Another printed piece focused on health care and the economy. (see Marc Ambinder, The Atlantic)
As for the Republicans, the Politico's Martin reported that John McCain's campaign and the Republican National Committee are sending out robocalls and radio spot ads, featuring retiring Senator John Warner, to Virginians in that key battleground state. The messages emphasize defense. In the radio ad aimed at the voters in the Tidewater area (with its gigantic naval base), Warner says: "Barack Obama's liberal colleagues in Congress announced they will cut defense spending by 25%. Fellow Virginians, cuts in the defense budget will weaken Virginia's economy, weaken national defense."
Thursday, October 2, 2008
Along with Apple, Coors, Nike, and Zappos, the Obama and McCain campaigns have been nominated as finalists for Advertising Age's "Marketer of the Year" Award, 2008.
Obama's campaign used innovative marketing techniques to brand the Democratic candidate as the agent of "hope" and "change," and mobilized young people to support him.
McCain's campaign reinforced the Republican's brand as a "maverick" and a "hero," and partially grabbed "the mantle of change" from his opponent, according to Advertising Age.
Friday, September 19, 2008
Yard signs hold a prominent position in twenty-first-century election campaign packages, although not much is said about them. Both the Obama and McCain campaigns are selling these signs (also called "lawn signs") on their Web sites. Both sides have added the names of the vice-presidential candidates to them in the past month or so.
Yard signs are often similar to the posters and bumper stickers produced. They are part of coordinated campaign packages, with their components (magnets, tee shirts, etc.) exhibiting the same logo-type design. They have much in common with TV political spots and product commercials: their messages have almost always been reduced to a few, carefully selected, pretested words and images that encapsulate why people should vote for a candidate or party, as well as—after much repetition—building “brand familiarity.”

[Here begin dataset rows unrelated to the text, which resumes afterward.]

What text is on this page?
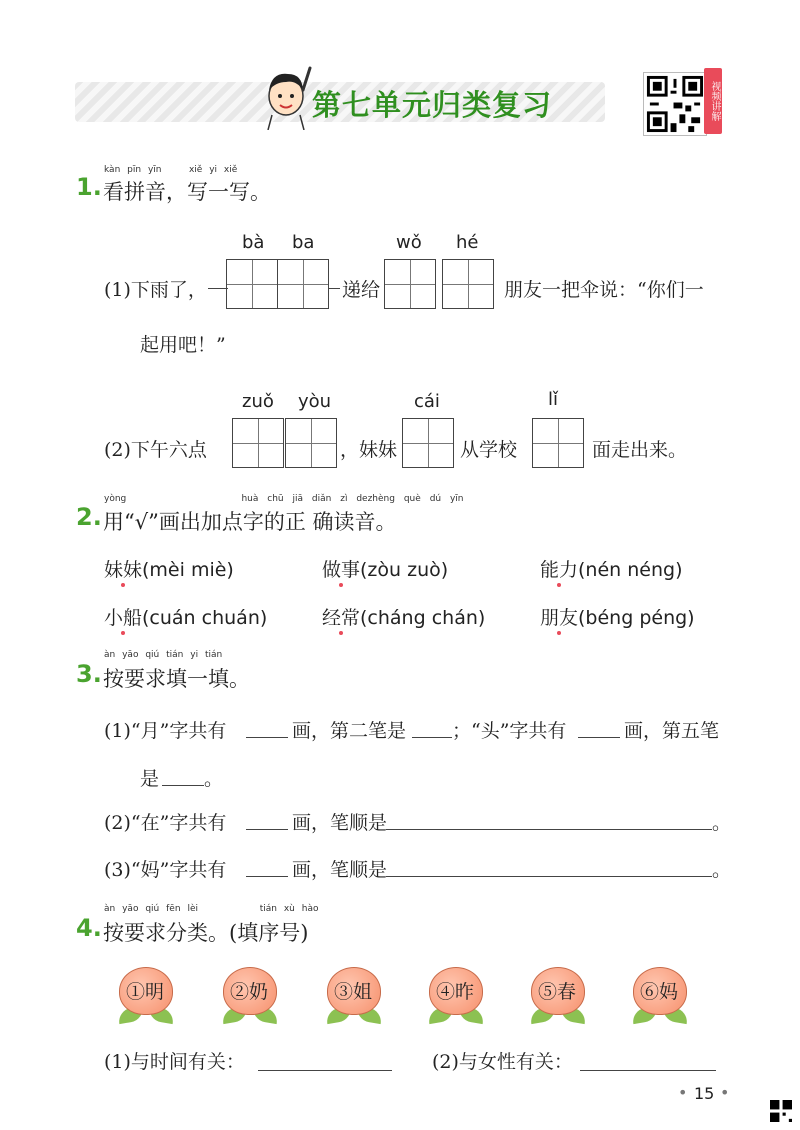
第七单元归类复习	视频讲解
kàn pīn yīn	xiě yi xiě
1. 看拼音，写一写。
bà ba	wǒ hé
(1)下雨了，	递给	朋友一把伞说：“你们一
起用吧！”
zuǒ yòu	cái	lǐ
(2)下午六点	，妹妹	从学校	面走出来。
yòng	huà chū jiā diǎn zì dezhèng què dú yīn
2. 用“√”画出加点字的正 确读音。
妹妹(mèi miè)	做事(zòu zuò)	能力(nén néng)
小船(cuán chuán)	经常(cháng chán)	朋友(béng péng)
àn yāo qiú tián yi tián
3. 按要求填一填。
(1)“月”字共有	画，第二笔是 ；“头”字共有	画，第五笔
是 。
(2)“在”字共有	画，笔顺是	。
(3)“妈”字共有	画，笔顺是	。
àn yāo qiú fēn lèi	tián xù hào
4. 按要求分类。(填序号)
①明	②奶	③姐	④昨	⑤春	⑥妈
(1)与时间有关：	(2)与女性有关：
• 15 •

Frequently a slogan or logo is included, which can further motivate voters to support a candidate. These play on emotions—an advertising practice, along with repetition, that works. Successful brand management for a candidate is characterized by simple slogans and logos that resonate with voters. The Obama campaign's logo, for example, is designed to get voters' attention and to make them feel good about the candidate, with its imagery evoking feelings of patriotism, the "heartland," and optimism.
Yard signs establish the presence of a candidate in a community and are mainly aimed at supporters— to increase their sense of urgency to work for the ticket and get other partisans to do so. In nineteenth-century American campaigns, parades with banners helped gain attention for candidates and stir supporters; today, yard signs help to accomplish this.
Since the 1950s, antilitter legislation in the United States has been a key factor in the heavy use of election yard signs, while limiting the display of posters and billboards in public places.
The display of yard signs often continues after the voting has occurred. This might reinforce citizens’ identification with parties and help them in the next round of elections. Researchers have found that a “basking-in-reflected-glory” effect can occur for posters and homeowners’ lawn signs. This phenomenon lasted for one week after the 1999 general elections in three urban areas of Flanders: a significant relationship was found to exist between the performance of the winning or losing party and the exhibition of those parties’ printed material. Homeowners were more likely to display the posters and lawn signs that favored the victors and to remove those for the defeated parties.